Mark Zuckerberg shows us inside Facebook’s Arctic data centre
Fri 30 Sep 2016

Facebook founder and CEO Mark Zuckerberg has posted a series of very interesting images taken in and around Facebook’s chilliest data centre, located in the arctic circle in an area of Sweden that has come to be known among data centre developers as ‘the Node Pole’.
Zuckerberg’s post is a pictorial essay running from aerial exteriors to massive and impressive internal vistas, with an annotated look at some of the staff behind the centre’s running, and some of the ecological considerations that have gone into it.
The establishment of the Facebook data centre at Luleå was announced in 2011 and added significantly to the industry cachet around the Node Pole, which consists of the municipalities of Luleå, Piteå and Boden.
In the first picture, presumably drone-facilitated, Zuckerberg shows us the building exterior, noting the location’s remote aspect and its situation between ‘dense forests and icy rivers’:
If Zuckerberg needed any additional geek credentials, he addresses the matter in his comments on the next shot, of the massive filtration fans which cool the facility, noting ‘I love this shot because it looks like a sci-fi movie. These enormous fans draw in the outside air to cool the tens of thousands of servers in the data hall. In the winter, when temperatures plunge to -30 degrees the situation is reversed, and the heat from the servers warm the massive buildings.’
It’s axiomatic of great business ideas that they often begin on a napkin, and the post reiterates this by showing the very napkin that engineer Jay Park used to sketch out the way power should be directed from the region’s local utility grid into the Luleå servers.
Despite massive civic contention to become the site of a new data centre, the rewards in terms of local employment are often pretty thin, and the value of the proposition usually lies in whatever balance the municipality can strike between requisite tax breaks and financial concessions from the interested party. Therefore Zuckerberg’s next foreboding pic, which looks like a production shot from an Alien movie, reflects current thought that the data centre is becoming a low-human proposition:
Zuckerberg comments on this:
‘About 150 people work here, but the data halls are frequently empty.
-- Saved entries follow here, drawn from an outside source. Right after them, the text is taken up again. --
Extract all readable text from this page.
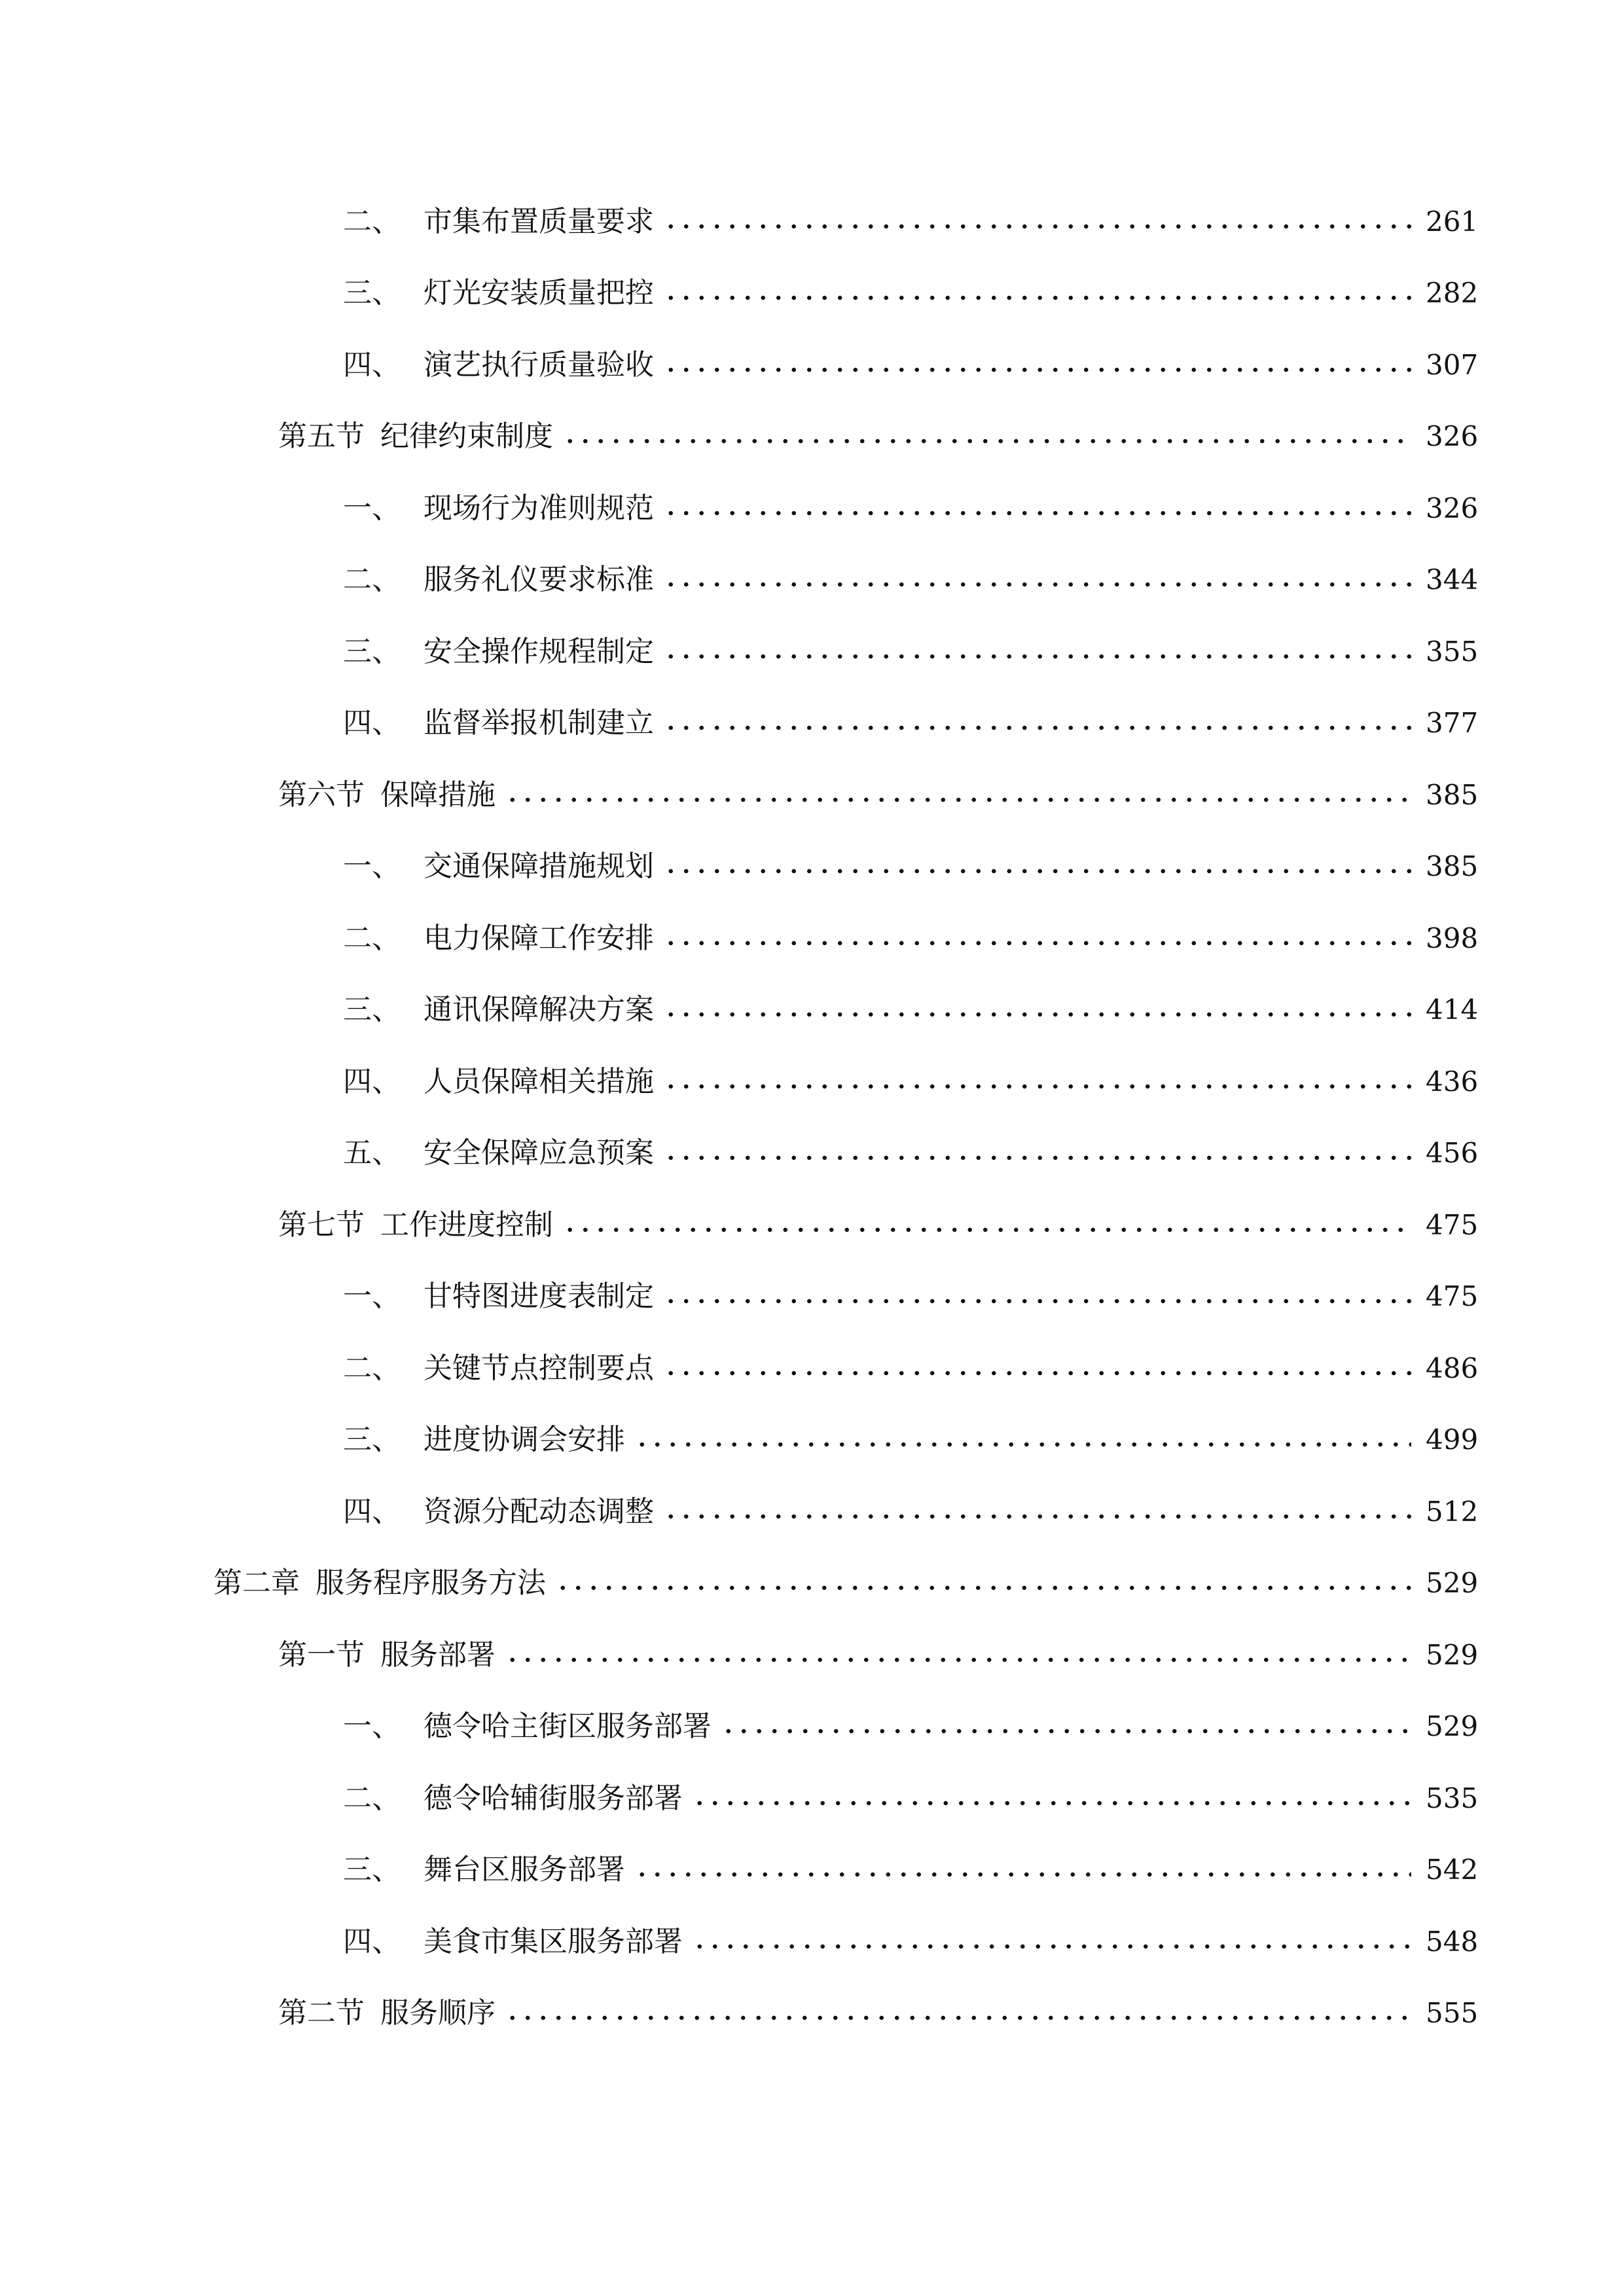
二、 市集布置质量要求	261
三、 灯光安装质量把控	282
四、 演艺执行质量验收	307
第五节 纪律约束制度	326
一、 现场行为准则规范	326
二、 服务礼仪要求标准	344
三、 安全操作规程制定	355
四、 监督举报机制建立	377
第六节 保障措施	385
一、 交通保障措施规划	385
二、 电力保障工作安排	398
三、 通讯保障解决方案	414
四、 人员保障相关措施	436
五、 安全保障应急预案	456
第七节 工作进度控制	475
一、 甘特图进度表制定	475
二、 关键节点控制要点	486
三、 进度协调会安排	499
四、 资源分配动态调整	512
第二章 服务程序服务方法	529
第一节 服务部署	529
一、 德令哈主街区服务部署	529
二、 德令哈辅街服务部署	535
三、 舞台区服务部署	542
四、 美食市集区服务部署	548
第二节 服务顺序	555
Because of the simplified design, we need only one technician for every 25,000 servers.’
The sci-fi theme is maintained in the next shot, with the Facebook CEO commenting that the main data hall is so vast that engineers must negotiate it on scooters – and presumably Zuckerberg’s inner geek considers the reflection of similar intra-departmental vehicles needed in the vast technological expanses of classic SF outings such as Colossus: The Forbin Project, Fantastic Voyage, The Andromeda Strain – and practically any 007 movie:
Sadly the vehicles are not depicted, though:
Next Zuckerberg gives us some detail on the server racks, observing: ‘The equipment is reduced to its basics so it runs cooler. It can also be easily accessed and repaired quickly. A few years ago, it took an hour to repair a server hard drive. At Luleå, that’s down to two minutes.’
Next, we are shown a pile of discarded and mutilated hard drives, the destruction of which is assigned to a particular individual in the interests of safety:
The post also contains many photos of workers at the Luleå plant.